Porém, o orçamento está condicionado ao limite dos ingressos disponíveis. O déficit estrutural nesta área data do ano 2018 e tem sua origem no elevado custo de tecnologias avançadas e medicamentos modernos que não foi acompanhado por um crescimento proporcional nos ingressos.
Uma coisa é crescer com base na necessidade e outra na realidade, expressou o Dr. Isaías Fretes sobre o tema.
Entre as prioridades do orçamento em saúde encontra-se um aumento de 35-40%, destinado à aquisição de medicamentos, com ênfase naqueles oncológicos de alto custo e na atenção ambulatorial.
Igualmente, foram alcançadas certas eficiências orçamentárias mediante uma redução de 20% nos custos de serviços de limpeza terceirizados, o que equivale a uma economia de 155.000 milhões de guaranis, e uma diminuição de 29% na contratação de serviços médicos terceirizados.
Estas medidas respondem a políticas adotadas pelo Conselho para melhorar a eficiência no uso de recursos. De igual forma, até maio foram pagos subsídios a um total de 235.000 beneficiários, por um montante acumulado de 136.000 milhões de guaranis, distribuídos principalmente nas seguintes proporções: 61% para maternidade, 32% para enfermidade e 7% para acidentes.
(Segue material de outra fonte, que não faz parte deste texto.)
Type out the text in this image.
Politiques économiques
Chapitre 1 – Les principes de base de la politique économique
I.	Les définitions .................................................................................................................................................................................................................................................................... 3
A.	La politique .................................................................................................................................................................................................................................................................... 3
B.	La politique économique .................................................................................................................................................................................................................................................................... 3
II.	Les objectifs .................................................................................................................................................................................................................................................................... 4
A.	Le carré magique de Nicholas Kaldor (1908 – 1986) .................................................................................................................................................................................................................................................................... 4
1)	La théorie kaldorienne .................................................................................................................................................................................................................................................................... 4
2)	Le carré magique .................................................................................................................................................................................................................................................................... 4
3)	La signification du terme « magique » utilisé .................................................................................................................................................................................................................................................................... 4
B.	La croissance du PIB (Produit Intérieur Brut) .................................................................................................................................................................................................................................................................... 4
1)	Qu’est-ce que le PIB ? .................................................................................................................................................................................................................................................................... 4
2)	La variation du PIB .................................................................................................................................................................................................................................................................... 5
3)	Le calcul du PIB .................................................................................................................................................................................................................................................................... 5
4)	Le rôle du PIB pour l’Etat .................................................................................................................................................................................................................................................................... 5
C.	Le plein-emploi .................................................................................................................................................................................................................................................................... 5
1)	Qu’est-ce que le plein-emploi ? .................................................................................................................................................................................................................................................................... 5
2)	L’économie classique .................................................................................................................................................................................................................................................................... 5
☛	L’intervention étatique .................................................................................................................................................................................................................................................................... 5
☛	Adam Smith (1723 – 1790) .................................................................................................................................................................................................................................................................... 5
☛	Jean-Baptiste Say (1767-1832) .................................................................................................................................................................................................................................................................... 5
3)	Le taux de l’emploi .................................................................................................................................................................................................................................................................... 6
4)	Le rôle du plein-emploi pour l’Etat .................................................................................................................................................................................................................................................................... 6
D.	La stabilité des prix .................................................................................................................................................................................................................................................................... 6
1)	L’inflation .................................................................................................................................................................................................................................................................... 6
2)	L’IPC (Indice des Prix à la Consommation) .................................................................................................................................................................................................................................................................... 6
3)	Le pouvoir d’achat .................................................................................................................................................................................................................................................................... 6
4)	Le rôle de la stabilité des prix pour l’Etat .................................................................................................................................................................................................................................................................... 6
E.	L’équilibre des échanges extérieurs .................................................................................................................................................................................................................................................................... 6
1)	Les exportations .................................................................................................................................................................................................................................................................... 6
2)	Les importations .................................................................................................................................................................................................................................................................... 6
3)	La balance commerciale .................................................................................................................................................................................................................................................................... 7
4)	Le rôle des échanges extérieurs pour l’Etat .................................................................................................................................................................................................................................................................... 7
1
Ajustes. Durante as deliberações, alguns conselheiros manifestaram sua preocupação sobre o reajuste salarial obrigatório para o pessoal médico e de enfermagem, estabelecido por lei.
Este incremento não foi incluído dentro da rubrica 111 (referente a salários básicos), posto que sua expansão está restringida pelas disposições do MEF.
Algo é algo se a um hemodialisador se lhe aumenta o salário de G. 4.500.000 a G. 5.000.000, indicou o titular da previdencial, preocupado com a fuga de profissionais do pessoal da saúde para o setor privado ou para o Ministério da Saúde por incentivos.
Acordou-se conformar uma mesa de trabalho.
Por último, foi emitida uma instrução específica para analisar a possibilidade de incluir a cobertura médica integral para mulheres grávidas durante os últimos meses de gestação.
Esta notícia foi traduzida pela Equipe Editorial do ParaguaiNews a partir da notícia original publicada por nossos colegas do Diario Paraguayo.